By leasing land to Verizon Wireless, the town sought to have radio equipment placed on the tower, along with cellular phone gear, to address gaps in service.
Resident Larry Pace joined Tuesday’s videoconference by observing that once again, emotions over the issue were running high: “You can literally cut the anxiety with a knife.”
Pace said three generations of his family have lived at Big Pond, on the town’s east side. “It’s the location of this tower that has everyone’s anxiety up,” he said.
When the decision came, nearly an hour later, officials voiced similar wishes to see acrimony subside and have people work for a common solution. Pace had argued that there must be another, better place for a tower, if one is needed to improve local radio communications. He warned that litigation was all but assured and said a long legal fight would not be in the best interests of the town or Big Pond residents. Opponents had retained a lawyer and sent two lengthy legal briefs to town officials detailing what they saw as problems with the tower plan.
“I’m hoping we can somehow find a happy medium here,” Pace said. “There has got to be a Plan B that can serve everybody’s interest.”
William Hiller, the board chair, voted with Southard and member Gary Thomas to reject the current tower proposal, an outcome that appeared to surprise tower opponents.

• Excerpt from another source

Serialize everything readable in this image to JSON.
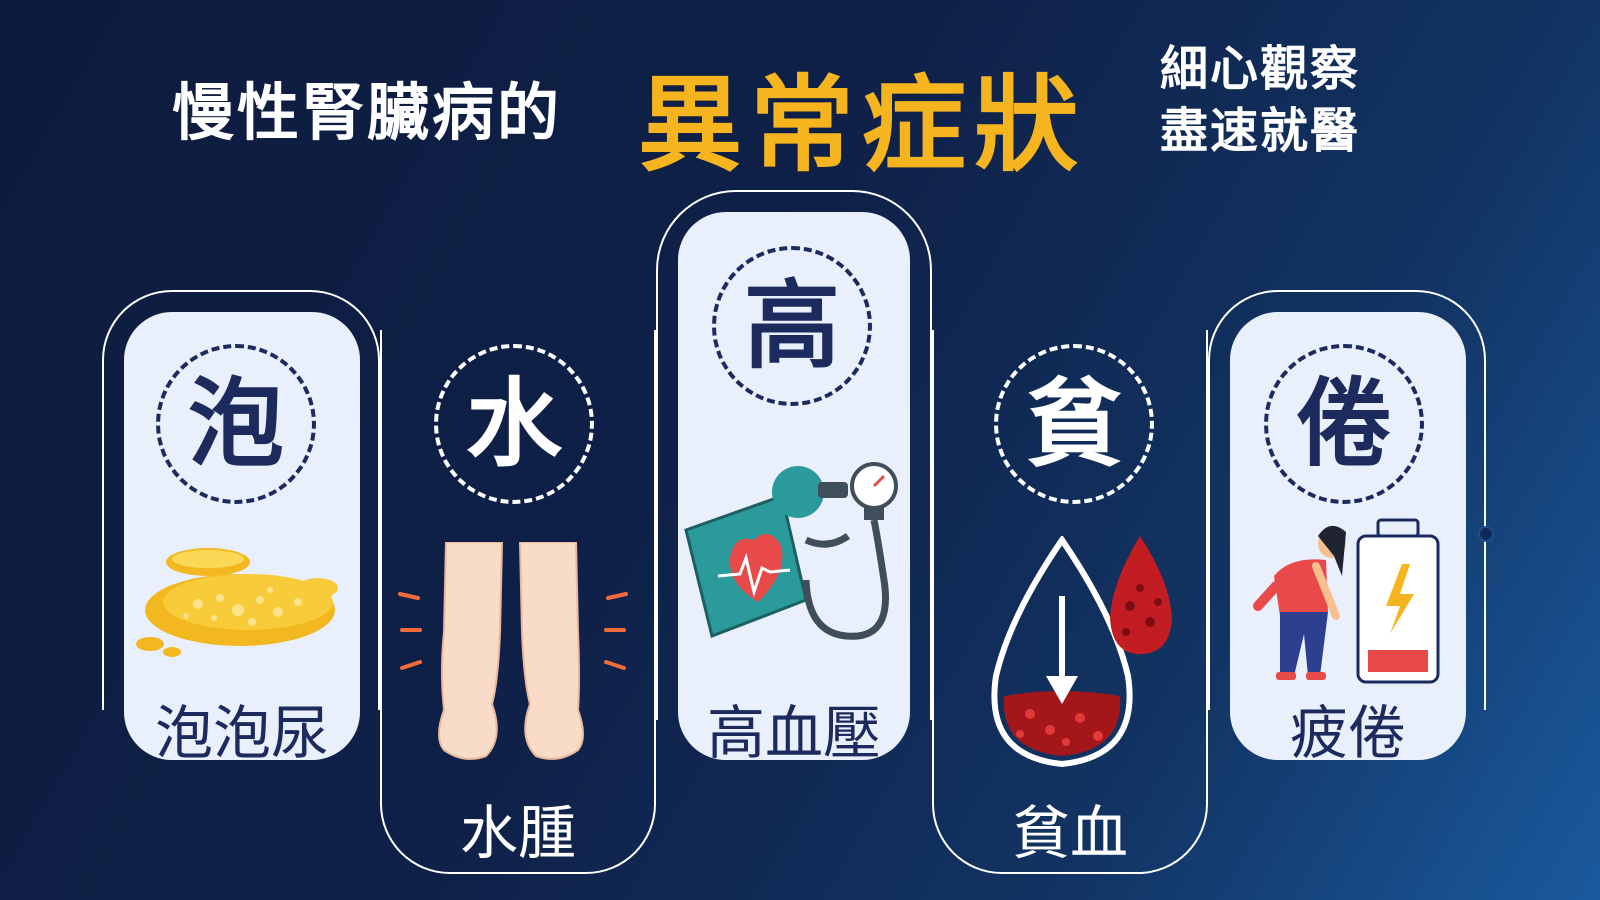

Over the course of several meetings, Hiller had signaled that he felt the tower was needed, though he said he was still collecting information.
“Hopefully we can continue to have negotiations with these folks and come up with a site that is better for everyone,” Hiller said of Verizon. “And see if we can find something that is a little more appropriate.”

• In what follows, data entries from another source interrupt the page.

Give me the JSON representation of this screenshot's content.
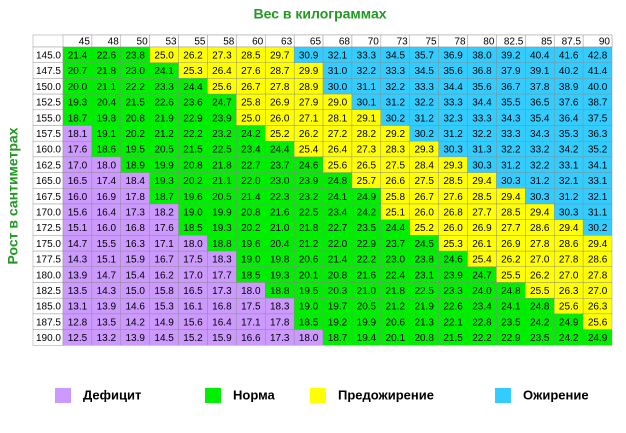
{
  "header": {
    "title": "Вес в килограммах"
  },
  "side_label": "Рост в сантиметрах",
  "table": {
    "columns": [
      "45",
      "48",
      "50",
      "53",
      "55",
      "58",
      "60",
      "63",
      "65",
      "68",
      "70",
      "73",
      "75",
      "78",
      "80",
      "82.5",
      "85",
      "87.5",
      "90"
    ],
    "rows": [
      {
        "height": "145.0",
        "values": [
          "21.4",
          "22.6",
          "23.8",
          "25.0",
          "26.2",
          "27.3",
          "28.5",
          "29.7",
          "30.9",
          "32.1",
          "33.3",
          "34.5",
          "35.7",
          "36.9",
          "38.0",
          "39.2",
          "40.4",
          "41.6",
          "42.8"
        ]
      },
      {
        "height": "147.5",
        "values": [
          "20.7",
          "21.8",
          "23.0",
          "24.1",
          "25.3",
          "26.4",
          "27.6",
          "28.7",
          "29.9",
          "31.0",
          "32.2",
          "33.3",
          "34.5",
          "35.6",
          "36.8",
          "37.9",
          "39.1",
          "40.2",
          "41.4"
        ]
      },
      {
        "height": "150.0",
        "values": [
          "20.0",
          "21.1",
          "22.2",
          "23.3",
          "24.4",
          "25.6",
          "26.7",
          "27.8",
          "28.9",
          "30.0",
          "31.1",
          "32.2",
          "33.3",
          "34.4",
          "35.6",
          "36.7",
          "37.8",
          "38.9",
          "40.0"
        ]
      },
      {
        "height": "152.5",
        "values": [
          "19.3",
          "20.4",
          "21.5",
          "22.6",
          "23.6",
          "24.7",
          "25.8",
          "26.9",
          "27.9",
          "29.0",
          "30.1",
          "31.2",
          "32.2",
          "33.3",
          "34.4",
          "35.5",
          "36.5",
          "37.6",
          "38.7"
        ]
      },
      {
        "height": "155.0",
        "values": [
          "18.7",
          "19.8",
          "20.8",
          "21.9",
          "22.9",
          "23.9",
          "25.0",
          "26.0",
          "27.1",
          "28.1",
          "29.1",
          "30.2",
          "31.2",
          "32.3",
          "33.3",
          "34.3",
          "35.4",
          "36.4",
          "37.5"
        ]
      },
      {
        "height": "157.5",
        "values": [
          "18.1",
          "19.1",
          "20.2",
          "21.2",
          "22.2",
          "23.2",
          "24.2",
          "25.2",
          "26.2",
          "27.2",
          "28.2",
          "29.2",
          "30.2",
          "31.2",
          "32.2",
          "33.3",
          "34.3",
          "35.3",
          "36.3"
        ]
      },
      {
        "height": "160.0",
        "values": [
          "17.6",
          "18.6",
          "19.5",
          "20.5",
          "21.5",
          "22.5",
          "23.4",
          "24.4",
          "25.4",
          "26.4",
          "27.3",
          "28.3",
          "29.3",
          "30.3",
          "31.3",
          "32.2",
          "33.2",
          "34.2",
          "35.2"
        ]
      },
      {
        "height": "162.5",
        "values": [
          "17.0",
          "18.0",
          "18.9",
          "19.9",
          "20.8",
          "21.8",
          "22.7",
          "23.7",
          "24.6",
          "25.6",
          "26.5",
          "27.5",
          "28.4",
          "29.3",
          "30.3",
          "31.2",
          "32.2",
          "33.1",
          "34.1"
        ]
      },
      {
        "height": "165.0",
        "values": [
          "16.5",
          "17.4",
          "18.4",
          "19.3",
          "20.2",
          "21.1",
          "22.0",
          "23.0",
          "23.9",
          "24.8",
          "25.7",
          "26.6",
          "27.5",
          "28.5",
          "29.4",
          "30.3",
          "31.2",
          "32.1",
          "33.1"
        ]
      },
      {
        "height": "167.5",
        "values": [
          "16.0",
          "16.9",
          "17.8",
          "18.7",
          "19.6",
          "20.5",
          "21.4",
          "22.3",
          "23.2",
          "24.1",
          "24.9",
          "25.8",
          "26.7",
          "27.6",
          "28.5",
          "29.4",
          "30.3",
          "31.2",
          "32.1"
        ]
      },
      {
        "height": "170.0",
        "values": [
          "15.6",
          "16.4",
          "17.3",
          "18.2",
          "19.0",
          "19.9",
          "20.8",
          "21.6",
          "22.5",
          "23.4",
          "24.2",
          "25.1",
          "26.0",
          "26.8",
          "27.7",
          "28.5",
          "29.4",
          "30.3",
          "31.1"
        ]
      },
      {
        "height": "172.5",
        "values": [
          "15.1",
          "16.0",
          "16.8",
          "17.6",
          "18.5",
          "19.3",
          "20.2",
          "21.0",
          "21.8",
          "22.7",
          "23.5",
          "24.4",
          "25.2",
          "26.0",
          "26.9",
          "27.7",
          "28.6",
          "29.4",
          "30.2"
        ]
      },
      {
        "height": "175.0",
        "values": [
          "14.7",
          "15.5",
          "16.3",
          "17.1",
          "18.0",
          "18.8",
          "19.6",
          "20.4",
          "21.2",
          "22.0",
          "22.9",
          "23.7",
          "24.5",
          "25.3",
          "26.1",
          "26.9",
          "27.8",
          "28.6",
          "29.4"
        ]
      },
      {
        "height": "177.5",
        "values": [
          "14.3",
          "15.1",
          "15.9",
          "16.7",
          "17.5",
          "18.3",
          "19.0",
          "19.8",
          "20.6",
          "21.4",
          "22.2",
          "23.0",
          "23.8",
          "24.6",
          "25.4",
          "26.2",
          "27.0",
          "27.8",
          "28.6"
        ]
      },
      {
        "height": "180.0",
        "values": [
          "13.9",
          "14.7",
          "15.4",
          "16.2",
          "17.0",
          "17.7",
          "18.5",
          "19.3",
          "20.1",
          "20.8",
          "21.6",
          "22.4",
          "23.1",
          "23.9",
          "24.7",
          "25.5",
          "26.2",
          "27.0",
          "27.8"
        ]
      },
      {
        "height": "182.5",
        "values": [
          "13.5",
          "14.3",
          "15.0",
          "15.8",
          "16.5",
          "17.3",
          "18.0",
          "18.8",
          "19.5",
          "20.3",
          "21.0",
          "21.8",
          "22.5",
          "23.3",
          "24.0",
          "24.8",
          "25.5",
          "26.3",
          "27.0"
        ]
      },
      {
        "height": "185.0",
        "values": [
          "13.1",
          "13.9",
          "14.6",
          "15.3",
          "16.1",
          "16.8",
          "17.5",
          "18.3",
          "19.0",
          "19.7",
          "20.5",
          "21.2",
          "21.9",
          "22.6",
          "23.4",
          "24.1",
          "24.8",
          "25.6",
          "26.3"
        ]
      },
      {
        "height": "187.5",
        "values": [
          "12.8",
          "13.5",
          "14.2",
          "14.9",
          "15.6",
          "16.4",
          "17.1",
          "17.8",
          "18.5",
          "19.2",
          "19.9",
          "20.6",
          "21.3",
          "22.1",
          "22.8",
          "23.5",
          "24.2",
          "24.9",
          "25.6"
        ]
      },
      {
        "height": "190.0",
        "values": [
          "12.5",
          "13.2",
          "13.9",
          "14.5",
          "15.2",
          "15.9",
          "16.6",
          "17.3",
          "18.0",
          "18.7",
          "19.4",
          "20.1",
          "20.8",
          "21.5",
          "22.2",
          "22.9",
          "23.5",
          "24.2",
          "24.9"
        ]
      }
    ]
  },
  "legend": [
    {
      "label": "Дефицит",
      "color": "#cc99ff"
    },
    {
      "label": "Норма",
      "color": "#00ee00"
    },
    {
      "label": "Предожирение",
      "color": "#ffff00"
    },
    {
      "label": "Ожирение",
      "color": "#33ccff"
    }
  ]
}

Earlier, Hiller had dismissed suggestions that the tower would reduce property values in the Big Pond area. He described an incident in which a police cruiser got lost around the pond and could not use its radio for guidance.
“This should concern the Big Pond residents more than anybody else,” Hiller said. “This is why this is such a big issue for the board. The majority of people [in Otis] are getting up to their senior years. … If the ambulance cannot find you … people could die.”

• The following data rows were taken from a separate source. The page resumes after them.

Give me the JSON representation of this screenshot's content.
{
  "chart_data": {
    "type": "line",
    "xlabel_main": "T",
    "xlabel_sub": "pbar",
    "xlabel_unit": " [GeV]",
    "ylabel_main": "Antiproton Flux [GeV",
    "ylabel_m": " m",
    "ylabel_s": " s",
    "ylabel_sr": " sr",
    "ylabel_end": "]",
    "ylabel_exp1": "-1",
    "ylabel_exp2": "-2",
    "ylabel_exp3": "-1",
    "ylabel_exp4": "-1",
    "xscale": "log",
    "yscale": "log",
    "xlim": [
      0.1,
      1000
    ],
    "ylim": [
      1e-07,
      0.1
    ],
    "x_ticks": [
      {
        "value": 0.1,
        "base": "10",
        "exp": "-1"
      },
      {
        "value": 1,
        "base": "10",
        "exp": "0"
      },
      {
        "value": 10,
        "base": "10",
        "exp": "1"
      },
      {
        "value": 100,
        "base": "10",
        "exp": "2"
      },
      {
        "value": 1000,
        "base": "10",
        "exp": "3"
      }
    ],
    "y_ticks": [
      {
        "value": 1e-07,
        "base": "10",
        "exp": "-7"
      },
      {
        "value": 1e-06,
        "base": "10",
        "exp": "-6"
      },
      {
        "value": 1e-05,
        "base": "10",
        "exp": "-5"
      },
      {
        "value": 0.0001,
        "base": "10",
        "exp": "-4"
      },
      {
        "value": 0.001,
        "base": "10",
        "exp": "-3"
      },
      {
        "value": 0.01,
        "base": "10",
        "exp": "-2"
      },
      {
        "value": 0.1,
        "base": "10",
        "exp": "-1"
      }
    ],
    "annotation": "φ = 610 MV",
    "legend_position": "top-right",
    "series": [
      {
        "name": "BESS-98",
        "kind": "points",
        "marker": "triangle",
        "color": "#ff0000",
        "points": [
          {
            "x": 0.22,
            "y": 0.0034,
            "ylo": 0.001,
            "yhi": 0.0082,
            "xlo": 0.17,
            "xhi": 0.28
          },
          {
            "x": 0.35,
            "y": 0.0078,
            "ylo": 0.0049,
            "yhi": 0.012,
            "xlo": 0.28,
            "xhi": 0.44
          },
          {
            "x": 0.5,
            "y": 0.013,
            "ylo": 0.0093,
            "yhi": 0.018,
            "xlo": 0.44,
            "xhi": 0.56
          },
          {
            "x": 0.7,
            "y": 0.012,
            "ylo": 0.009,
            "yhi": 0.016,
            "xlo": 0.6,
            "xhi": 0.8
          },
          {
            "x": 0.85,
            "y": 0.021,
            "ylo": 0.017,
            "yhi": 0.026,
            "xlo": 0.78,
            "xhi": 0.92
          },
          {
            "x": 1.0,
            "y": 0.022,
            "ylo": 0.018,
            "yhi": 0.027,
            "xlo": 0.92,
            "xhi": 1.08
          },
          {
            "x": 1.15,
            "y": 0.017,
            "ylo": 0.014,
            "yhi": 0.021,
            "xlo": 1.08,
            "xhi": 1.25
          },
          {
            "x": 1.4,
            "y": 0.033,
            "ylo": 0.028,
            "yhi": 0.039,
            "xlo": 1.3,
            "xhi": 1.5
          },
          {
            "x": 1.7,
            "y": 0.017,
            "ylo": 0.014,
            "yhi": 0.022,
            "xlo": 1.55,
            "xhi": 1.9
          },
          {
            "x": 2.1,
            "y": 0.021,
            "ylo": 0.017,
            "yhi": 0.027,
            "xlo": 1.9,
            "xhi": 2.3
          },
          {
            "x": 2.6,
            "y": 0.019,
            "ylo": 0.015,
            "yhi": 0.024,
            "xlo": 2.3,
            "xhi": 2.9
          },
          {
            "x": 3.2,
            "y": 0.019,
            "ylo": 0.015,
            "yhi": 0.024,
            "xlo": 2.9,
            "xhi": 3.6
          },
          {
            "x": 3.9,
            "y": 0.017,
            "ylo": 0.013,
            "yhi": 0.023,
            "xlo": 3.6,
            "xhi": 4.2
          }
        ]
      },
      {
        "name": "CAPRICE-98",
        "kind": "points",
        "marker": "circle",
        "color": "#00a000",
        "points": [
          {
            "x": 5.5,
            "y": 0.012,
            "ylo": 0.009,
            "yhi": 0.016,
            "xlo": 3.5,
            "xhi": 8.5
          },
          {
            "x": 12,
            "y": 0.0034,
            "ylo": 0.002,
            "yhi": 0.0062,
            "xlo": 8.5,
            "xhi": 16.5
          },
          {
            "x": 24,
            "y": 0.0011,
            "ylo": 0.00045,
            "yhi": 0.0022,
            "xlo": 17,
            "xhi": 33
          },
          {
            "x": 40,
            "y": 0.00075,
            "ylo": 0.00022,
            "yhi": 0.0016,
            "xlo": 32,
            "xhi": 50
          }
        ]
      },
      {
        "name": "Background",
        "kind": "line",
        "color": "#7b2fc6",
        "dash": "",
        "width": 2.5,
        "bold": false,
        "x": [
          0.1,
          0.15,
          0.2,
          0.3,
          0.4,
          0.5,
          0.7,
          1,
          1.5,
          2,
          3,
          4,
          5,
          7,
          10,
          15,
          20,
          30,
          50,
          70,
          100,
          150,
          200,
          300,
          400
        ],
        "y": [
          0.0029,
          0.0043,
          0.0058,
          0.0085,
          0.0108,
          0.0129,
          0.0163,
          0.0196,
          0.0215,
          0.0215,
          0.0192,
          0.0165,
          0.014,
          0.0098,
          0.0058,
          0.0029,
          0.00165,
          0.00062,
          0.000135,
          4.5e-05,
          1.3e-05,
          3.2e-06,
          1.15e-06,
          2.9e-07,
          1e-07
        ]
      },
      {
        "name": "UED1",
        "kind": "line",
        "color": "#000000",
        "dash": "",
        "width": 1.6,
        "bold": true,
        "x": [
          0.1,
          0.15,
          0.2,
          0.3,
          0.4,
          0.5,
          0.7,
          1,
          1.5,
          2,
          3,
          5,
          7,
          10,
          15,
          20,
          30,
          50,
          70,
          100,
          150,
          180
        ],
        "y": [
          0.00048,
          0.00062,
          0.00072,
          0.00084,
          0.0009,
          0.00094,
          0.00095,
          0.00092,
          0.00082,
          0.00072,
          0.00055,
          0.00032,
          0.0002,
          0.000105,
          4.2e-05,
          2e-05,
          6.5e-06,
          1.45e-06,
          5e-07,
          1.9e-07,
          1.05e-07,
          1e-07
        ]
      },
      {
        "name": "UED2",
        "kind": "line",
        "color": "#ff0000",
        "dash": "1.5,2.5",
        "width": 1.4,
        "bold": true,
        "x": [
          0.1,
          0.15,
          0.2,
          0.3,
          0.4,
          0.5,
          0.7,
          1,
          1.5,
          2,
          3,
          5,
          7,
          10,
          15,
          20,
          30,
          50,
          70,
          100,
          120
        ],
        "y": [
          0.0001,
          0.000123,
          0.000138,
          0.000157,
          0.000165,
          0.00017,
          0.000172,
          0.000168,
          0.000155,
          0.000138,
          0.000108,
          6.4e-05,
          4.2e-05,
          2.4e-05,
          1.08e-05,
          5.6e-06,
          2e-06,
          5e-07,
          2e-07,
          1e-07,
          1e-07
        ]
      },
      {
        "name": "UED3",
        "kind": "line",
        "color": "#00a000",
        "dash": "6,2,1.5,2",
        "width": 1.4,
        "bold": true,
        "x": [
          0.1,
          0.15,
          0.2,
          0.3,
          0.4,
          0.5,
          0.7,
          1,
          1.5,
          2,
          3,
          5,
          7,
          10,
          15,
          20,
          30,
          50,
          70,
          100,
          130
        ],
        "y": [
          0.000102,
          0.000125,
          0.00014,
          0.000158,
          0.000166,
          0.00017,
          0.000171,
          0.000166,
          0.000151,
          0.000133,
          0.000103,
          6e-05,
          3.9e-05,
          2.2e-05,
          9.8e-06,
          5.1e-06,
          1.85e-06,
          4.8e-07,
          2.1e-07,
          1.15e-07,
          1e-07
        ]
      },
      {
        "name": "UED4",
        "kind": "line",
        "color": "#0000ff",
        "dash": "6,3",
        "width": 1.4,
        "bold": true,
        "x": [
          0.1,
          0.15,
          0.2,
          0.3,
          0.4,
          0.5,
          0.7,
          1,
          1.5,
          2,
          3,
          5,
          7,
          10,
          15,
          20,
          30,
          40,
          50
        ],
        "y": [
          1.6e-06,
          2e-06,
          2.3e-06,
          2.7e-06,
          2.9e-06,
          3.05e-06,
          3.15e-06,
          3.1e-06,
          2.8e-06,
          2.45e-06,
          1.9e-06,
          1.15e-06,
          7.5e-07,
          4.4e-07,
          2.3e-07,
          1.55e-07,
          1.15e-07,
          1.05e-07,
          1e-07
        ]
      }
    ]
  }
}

“I want to save people’s lives,” he said. “Keep your house from burning down. This is what we’re interested in doing.”
Southard said, just before the vote, that he’d made up his mind after considering the visual impact of a tower and the need to improve local radio communications. He said he was offended by an assertion, by Planning Board Chairman Harold Kobrin, that the board was seeking an “end run” around zoning rules.
“I personally don’t like cell phone towers. I don’t like the intrusiveness of them,” Southard said.
The session’s longest and most detailed argument against the tower came from Kobrin, who, roughly two decades ago, wrote the town’s bylaws pertaining to cell towers. Kobrin faulted the Select Board for not working with planners on the issue and for accepting a town counsel opinion that the proposed tower was exempt from bylaw rules on towers because the device would house emergency communications equipment.
“My opinion is that his opinion doesn’t hold water,” Kobrin said. “This is end-running our own bylaw. Which will render our bylaw useless.”
Any future action by the Select Board won’t involve Hiller, who steps down from the panel this month.
“We have actually listened to you,” he told residents.